I didn’t have a training plan, as I did not want to be confined to a strict regiment. I did build up to longer and longer rides. First a 50k in the spring, then a 70k ride at the beginning of summer. To celebrate Canada Day a 149k ride. I also joined a weekday ride group and usually rode on my own at least one other time on the weekday, then a long ride on the weekend. Each ride was a milestone as I had never gone that far on my road bike before. It was pretty cool, and I was pleased with my continued progress.
Then I decided to change my shoes and pedal set-up. I also went for a walk that was much to far for flip flops, and on another occasion carried too heavy of a load down to the beach. Suffering from one sprained ankle, and a debilitating tightness in my mid back, I proceeded to strain my other ankle while riding too steep of a grade and pulling up far too much.
With only 4 weeks before the Fondo, I did the best I could to manage the aches, pain, and swelling. It probably wasn’t the best decision to go for a 2 day 80k back to back ride on the Island, but I felt better riding that sitting around resting. I did try to rest as much as I could 3 weeks prior to the start date.
Armed with my Aleve and blind ambition I started the Fondo. The first half was going pretty well, until I started the gradual climb up to the mid way check point. I was not feeling good, so I hit the bathroom, grabbed some fuel and electrolytes.
Just as I was making my way back to my bike, the sag wagon showed up. And it felt like a million people rushing by me with their bikes to put them in the trailer and get a ride to the finish. It would have been easy to put my bike on the back of that trailer. The hardest section of the ride was in front of me. So I lived in the possibility of this being effortless and started the climb. I stopped a lot but stayed ahead of the sweeper & finished.

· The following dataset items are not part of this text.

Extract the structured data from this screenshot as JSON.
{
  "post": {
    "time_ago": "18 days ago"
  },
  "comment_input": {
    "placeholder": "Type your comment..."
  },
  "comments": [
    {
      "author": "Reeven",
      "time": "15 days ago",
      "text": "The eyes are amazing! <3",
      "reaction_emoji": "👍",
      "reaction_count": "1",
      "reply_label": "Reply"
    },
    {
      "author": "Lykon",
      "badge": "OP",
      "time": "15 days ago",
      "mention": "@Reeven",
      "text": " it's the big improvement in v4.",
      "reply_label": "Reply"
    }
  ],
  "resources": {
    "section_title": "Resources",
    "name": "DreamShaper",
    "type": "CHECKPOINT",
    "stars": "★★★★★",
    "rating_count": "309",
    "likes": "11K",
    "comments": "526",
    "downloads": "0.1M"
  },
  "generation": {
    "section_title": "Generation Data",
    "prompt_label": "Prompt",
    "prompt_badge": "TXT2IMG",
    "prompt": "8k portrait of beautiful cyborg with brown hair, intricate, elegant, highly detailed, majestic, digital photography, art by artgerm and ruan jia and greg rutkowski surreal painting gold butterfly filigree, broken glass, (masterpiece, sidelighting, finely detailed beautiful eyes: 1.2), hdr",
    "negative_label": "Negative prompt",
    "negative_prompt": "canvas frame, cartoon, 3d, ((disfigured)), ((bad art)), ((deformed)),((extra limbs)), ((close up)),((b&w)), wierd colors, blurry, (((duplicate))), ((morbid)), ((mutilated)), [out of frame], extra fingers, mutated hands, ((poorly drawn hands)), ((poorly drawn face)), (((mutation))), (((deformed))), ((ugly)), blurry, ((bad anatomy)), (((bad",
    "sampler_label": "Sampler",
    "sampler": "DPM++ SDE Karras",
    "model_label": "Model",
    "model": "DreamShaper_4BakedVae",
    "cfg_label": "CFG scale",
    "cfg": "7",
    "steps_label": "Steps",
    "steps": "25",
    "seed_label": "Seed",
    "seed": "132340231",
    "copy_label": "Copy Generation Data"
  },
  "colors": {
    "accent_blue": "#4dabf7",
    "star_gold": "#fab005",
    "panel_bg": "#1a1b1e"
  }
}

I guess it was good to push my limited, even though it took me 3 months to completely recover. I highly recommend not simultaneously spraining both of your ankles. My motto prior to this was “live to ride another day”and that’s what I will be back to doing this year. I would much rather ride my bike or ski, or snowboard as frequently as I desire over pushing my limits. Yes, live to ride another day because that is what makes me happy. What makes you happy? Do you do it daily?